There has been some muttering on some fronts that I do not update this blog quickly enough. Don't bother wondering who you are; there are only like three of you out there. I am trying, but for heavens sake, I have a lot to do - I have sewing, and research, and Oreo cookies to eat, and novels about Marie Antoinette to read (she went by her Austrian name of Antonia, BTW), and stell boning to be frightened of cutting ... The list goes on and on. But here you are, you ravening masses, you. Some proof that the project progresses. I am ready to start the seaming that will hold in place the boning that will hold in place, um, me. But it is a liitle intimidating. I have read a review of this pattern that wqarns of the top edge rolling once boned, so I am thinking again of modifying the pattern a bit to suit my purposes. But my determination to have it finished by the Pirate Party is complete; I will stand for nothing else.
On another note, I purchased a copy of Dangerous Liaisons to use as costume research, and now I cannot stop watching it. So many things about it: first, that the costuming is indeed dlicious, and enviable; second, Malkovich was actually strangely sexy; third, the very meaness of it is what appeals. Don't we always wound the ones we love? Can't boredom drive us to terrible heights?
See what happens when ladies aren't allow to slump in chairs? They have to almost recline! The most interesting thing, though, is that it makes me wish that I had chosen something other than peach for the color of the gown - the cafe au lait taffeta with rust trimmings that Mme.
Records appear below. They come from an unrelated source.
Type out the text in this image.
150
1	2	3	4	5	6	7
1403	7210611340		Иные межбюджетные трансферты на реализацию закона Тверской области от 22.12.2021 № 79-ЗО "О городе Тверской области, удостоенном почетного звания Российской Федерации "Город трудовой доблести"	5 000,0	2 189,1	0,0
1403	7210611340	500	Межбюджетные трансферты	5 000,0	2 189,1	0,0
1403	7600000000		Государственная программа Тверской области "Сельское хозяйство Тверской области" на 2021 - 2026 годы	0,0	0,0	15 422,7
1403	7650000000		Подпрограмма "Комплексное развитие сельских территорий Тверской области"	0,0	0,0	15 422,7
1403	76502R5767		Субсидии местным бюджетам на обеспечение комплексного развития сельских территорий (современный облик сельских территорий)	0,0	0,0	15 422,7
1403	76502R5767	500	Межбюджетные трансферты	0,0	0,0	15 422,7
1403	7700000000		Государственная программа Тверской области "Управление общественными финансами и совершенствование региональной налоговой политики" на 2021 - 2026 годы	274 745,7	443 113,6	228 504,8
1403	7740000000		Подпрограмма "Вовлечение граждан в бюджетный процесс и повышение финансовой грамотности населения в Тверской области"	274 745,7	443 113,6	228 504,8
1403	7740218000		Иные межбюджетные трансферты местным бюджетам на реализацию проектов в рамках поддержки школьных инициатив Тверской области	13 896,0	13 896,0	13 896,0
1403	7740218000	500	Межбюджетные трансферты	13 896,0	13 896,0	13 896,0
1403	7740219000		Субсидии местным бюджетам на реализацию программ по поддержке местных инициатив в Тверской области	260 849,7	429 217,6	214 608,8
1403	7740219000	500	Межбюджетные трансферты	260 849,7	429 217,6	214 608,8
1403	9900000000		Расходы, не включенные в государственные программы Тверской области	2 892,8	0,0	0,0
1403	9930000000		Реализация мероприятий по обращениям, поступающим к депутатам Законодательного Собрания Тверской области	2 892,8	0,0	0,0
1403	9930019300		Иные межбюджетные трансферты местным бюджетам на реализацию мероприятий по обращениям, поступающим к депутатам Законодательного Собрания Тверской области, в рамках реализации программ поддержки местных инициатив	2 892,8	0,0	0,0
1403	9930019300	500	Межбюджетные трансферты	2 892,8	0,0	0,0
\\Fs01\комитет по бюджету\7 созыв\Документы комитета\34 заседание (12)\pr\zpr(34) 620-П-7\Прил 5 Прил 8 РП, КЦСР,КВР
Merteuil wears is divine, even if it is a day dress. There is the peacock satin evening gown, though, with the shell pink trimmings, and the rosy thing with the acid green petticoat, that also appeal. It makes the monochrome palette I chose seem insipid, almost. Anyhow, now I am investigating the inkling of an aquamarine overgown with peachy-pink petticoat and robings, even though I said no ice blue. It's hard not to get caught up in the minutae, especially when that is what the Rococo aesthetic was all about.
But before I persue that, which is after all a long ways off, I have steel to cut and tip.. I hope the yellow of the tipping fluid doesn't show. I can't imagine how it will, through the opaque satin and even opaquer (new word!) cotton twilled corduroy.
I just fixed the Rococo link, if anyone is interested.